The following day, and with the age of technology, I searched him on friendster. True enough, there he was and I searched on. Apparently, users can view whoever viewed their profiles. Unaware of this feature, I was surprised when he sent me a private message through the medium. Our correspondences started from there, until we got hold of each other’s yahoo messenger ids.
Then, I was in unfamiliar territory: we became friends.
We would talk about work, projects, personal nothings, and respective backgrounds and it was fun.
Then, I had this ‘thing’ in Embassy, where I was left with nobody to come with, so I asked him to go with me, and again, as friends, we got to know more of each other.
At a pivotal instance in our lives, the friendly relationship turned to something deeper, when it was appropriately possible. Since that moment, he has never stopped making me feel special – from grand gestures unto the little sweet nothings which poke a wee of happiness because someone appreciates you.

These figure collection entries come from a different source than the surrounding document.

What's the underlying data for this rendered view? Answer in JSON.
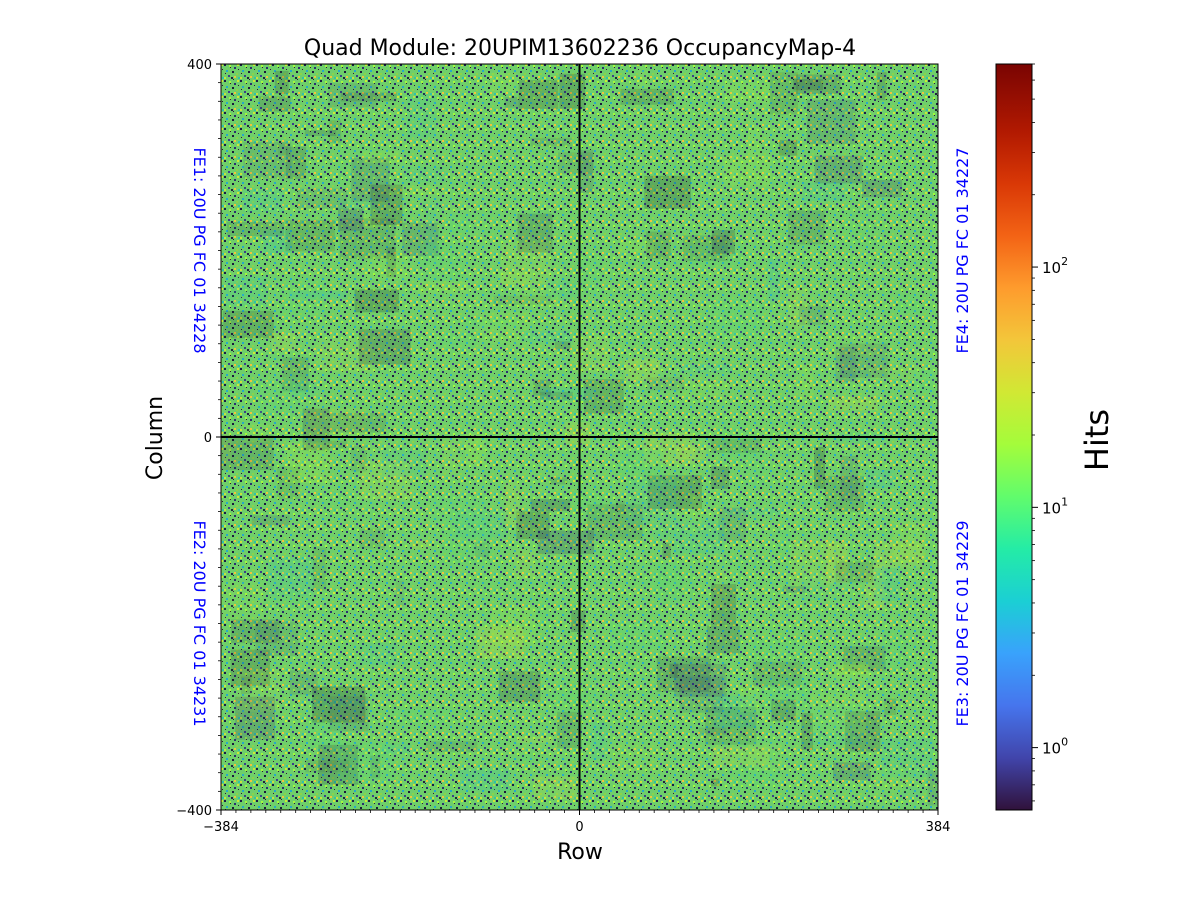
{
  "chart_data": {
    "type": "heatmap",
    "title": "Quad Module: 20UPIM13602236 OccupancyMap-4",
    "xlabel": "Row",
    "ylabel": "Column",
    "xlim": [
      -384,
      384
    ],
    "ylim": [
      -400,
      400
    ],
    "x_ticks": [
      -384,
      0,
      384
    ],
    "y_ticks": [
      400,
      0,
      -400
    ],
    "x_tick_labels": [
      "−384",
      "0",
      "384"
    ],
    "y_tick_labels": [
      "400",
      "0",
      "−400"
    ],
    "grid": false,
    "colormap": "turbo",
    "colorscale": "log",
    "colorbar": {
      "label": "Hits",
      "range": [
        0.55,
        700
      ],
      "ticks": [
        1,
        10,
        100
      ],
      "tick_bases": [
        "10",
        "10",
        "10"
      ],
      "tick_exponents": [
        "0",
        "1",
        "2"
      ]
    },
    "divider_lines": {
      "x": 0,
      "y": 0,
      "color": "#000000"
    },
    "fe_labels": [
      {
        "text": "FE1: 20U PG FC 01 34228",
        "quadrant": "top-left",
        "side": "left"
      },
      {
        "text": "FE2: 20U PG FC 01 34231",
        "quadrant": "bottom-left",
        "side": "left"
      },
      {
        "text": "FE4: 20U PG FC 01 34227",
        "quadrant": "top-right",
        "side": "right"
      },
      {
        "text": "FE3: 20U PG FC 01 34229",
        "quadrant": "bottom-right",
        "side": "right"
      }
    ],
    "fe_label_color": "#0000ff"
  }
}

I shared these wonderful stories to my close friends in detail at a recent gathering. One memorable story is the part wherein we went karaoke with his friends. There was an instance where lights dimmed and time came to a halt, and we were just staring at each other’s eyes with the pureness of intentions and the depth in emotions. The old me would say “this is it,” the more knowing JC would say “this definitely is someone worth investing my heart with.”
You see, when a person invests his heart, he gives every opportunity for that other party to bring him joy, and more then anything else, he gives him every opportunity to hurt him —- precisely because you chose to leap in the hopes that you fall in love.
Being that I just came out of a relationship, we’re trying to take it slow because:
- he does not deserve to be my rebound;
- and because the mature thing to do is to be sensitive to the people concerned.
However, I’d like to share how happy I am to have met this special someone. He has made me feel so special in my life, and I could only hope to be making him feel the same way, if not more.
I feel it so much, and I yearn for that moment where we could say those three words, and break free. I yearn for that moment where I can elevate our relationship to the next level, and grow more with him.
I yearn for that perfect moment where everything will be all right, simply because I have him.
I am so grateful for so many things, but more than anything else, I’m grateful that I’m so blessed with a life that goes wrong, and naturally becomes colourful once again. A man of wisdom would say that with every additional colour, we see a better picture. I pray and wish that this type of outlook can be shared by my loved ones. After all, life’s full of surprises.